Page 47 - 3M A ALMA ENCANTADORA DAS RUAS
P. 47
Tomamos um ar de bonomia e falando como a querer enterrar as palavras naquele crânio já
trabucado.
– Chego de Londres, com um quilo de ópio, bom ópio.
– Ópio?... Nós compramos em farmácia... Rua S. Pedro...
– Vendo barato.
Os olhos do celeste arregalam-se amarelos, na amarelidão da face.
– Não compreende.
– Decida, homem...
– Dinheiro, não tem dinheiro.
Desconfiará ele de nós, não acreditará nas nossas palavras? O mesmo sorriso de medo lhe
escancara a boca e lá dentro há cochichos, vozes lívidas...O meu amigo bate-lhe no ombro.
– Deixa ver a casa.
Ele recua trêmulo, agarrando a rótula com as duas mãos, dispara para dentro um fluxo cuspinhado
de palavrinhas rápidas. Outras palavrinhas em tonalidades esquisitas respondem como pizzicatti
de instrumentos de madeira, e a cara reaparece com o sorriso emplastrado:
– Pode entrar, meu senhor.
o
Entramos de esguelha, e logo a rótula se fecha num quadro inédito. O n 19 do Beco dos Ferreiros
é a visão oriental das lôbregas bodegas de Xangai. Há uma vasta sala estreita e comprida,
inteiramente em treva. A atmosfera pesada, oleosa, quase sufoca. Dois renques de mesas, com
as cabeceiras coladas às paredes, estendem-se até o fundo cobertas de esteirinhas. Em cada
uma dessas mesas, do lado esquerdo, tremeluz a chama de uma candeia de azeite ou de álcool.
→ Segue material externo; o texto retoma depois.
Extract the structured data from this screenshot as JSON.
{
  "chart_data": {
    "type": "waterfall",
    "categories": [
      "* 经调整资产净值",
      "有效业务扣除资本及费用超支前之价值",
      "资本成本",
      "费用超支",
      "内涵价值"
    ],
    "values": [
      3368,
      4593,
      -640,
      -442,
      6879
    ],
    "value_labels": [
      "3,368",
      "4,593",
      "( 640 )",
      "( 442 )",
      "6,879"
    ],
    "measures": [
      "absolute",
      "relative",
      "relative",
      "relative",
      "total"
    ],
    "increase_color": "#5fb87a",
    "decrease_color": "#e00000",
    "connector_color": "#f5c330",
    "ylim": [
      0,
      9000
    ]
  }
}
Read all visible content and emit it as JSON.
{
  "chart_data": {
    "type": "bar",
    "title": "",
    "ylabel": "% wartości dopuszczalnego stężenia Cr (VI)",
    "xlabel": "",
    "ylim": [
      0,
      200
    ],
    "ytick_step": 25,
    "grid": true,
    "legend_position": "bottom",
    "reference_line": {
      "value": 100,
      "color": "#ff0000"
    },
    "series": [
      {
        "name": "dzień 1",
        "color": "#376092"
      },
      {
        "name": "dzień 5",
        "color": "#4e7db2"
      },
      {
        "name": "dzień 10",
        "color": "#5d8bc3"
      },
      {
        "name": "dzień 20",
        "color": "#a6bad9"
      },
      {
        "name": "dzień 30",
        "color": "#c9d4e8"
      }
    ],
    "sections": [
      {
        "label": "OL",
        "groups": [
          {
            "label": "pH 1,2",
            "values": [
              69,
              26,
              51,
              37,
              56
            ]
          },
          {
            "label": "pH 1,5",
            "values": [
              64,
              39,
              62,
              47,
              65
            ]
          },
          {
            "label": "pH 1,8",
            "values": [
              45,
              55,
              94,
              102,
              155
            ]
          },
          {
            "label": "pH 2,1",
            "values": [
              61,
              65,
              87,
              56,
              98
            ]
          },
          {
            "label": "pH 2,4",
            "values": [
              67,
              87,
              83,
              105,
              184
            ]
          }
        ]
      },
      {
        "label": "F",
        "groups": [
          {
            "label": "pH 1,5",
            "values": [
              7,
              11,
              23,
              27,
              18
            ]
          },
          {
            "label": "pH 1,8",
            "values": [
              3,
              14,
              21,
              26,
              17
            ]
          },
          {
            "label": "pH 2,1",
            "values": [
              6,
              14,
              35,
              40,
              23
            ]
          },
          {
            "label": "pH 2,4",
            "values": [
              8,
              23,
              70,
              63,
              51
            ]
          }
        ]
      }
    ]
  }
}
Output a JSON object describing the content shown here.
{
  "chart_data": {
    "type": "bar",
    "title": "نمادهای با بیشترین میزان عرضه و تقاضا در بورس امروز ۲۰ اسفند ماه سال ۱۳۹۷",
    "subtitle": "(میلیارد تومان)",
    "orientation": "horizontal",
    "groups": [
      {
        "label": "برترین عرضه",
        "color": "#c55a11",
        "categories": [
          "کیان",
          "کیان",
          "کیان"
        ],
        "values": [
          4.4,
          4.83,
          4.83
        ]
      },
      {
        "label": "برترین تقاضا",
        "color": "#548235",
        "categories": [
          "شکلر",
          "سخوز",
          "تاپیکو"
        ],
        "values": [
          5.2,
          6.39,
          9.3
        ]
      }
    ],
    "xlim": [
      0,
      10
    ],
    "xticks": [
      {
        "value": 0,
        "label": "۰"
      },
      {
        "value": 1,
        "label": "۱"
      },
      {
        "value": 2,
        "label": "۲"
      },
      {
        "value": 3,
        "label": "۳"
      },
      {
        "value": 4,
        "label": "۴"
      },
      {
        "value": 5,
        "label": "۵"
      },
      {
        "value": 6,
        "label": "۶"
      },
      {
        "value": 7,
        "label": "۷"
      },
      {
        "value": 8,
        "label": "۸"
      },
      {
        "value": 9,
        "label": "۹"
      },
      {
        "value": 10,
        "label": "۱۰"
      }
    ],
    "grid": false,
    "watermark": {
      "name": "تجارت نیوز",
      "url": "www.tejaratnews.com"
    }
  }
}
A custo, os nossos olhos acostumam-se à escuridão, acompanham a candelária de luzes até ao
fim, até uma alta parede encardida, e descobrem em cada mesa um cachimbo grande e um corpo
amarelo, nu da cintura para cima, corpo que se levanta assustado, contorcionando os braços
moles. Há chins magros, chins gordos, de cabelo branco, de caras despeladas, chins trigueiros,
com a pele cor de manga, chins cor de oca, chins com a amarelidão da cera nos círios.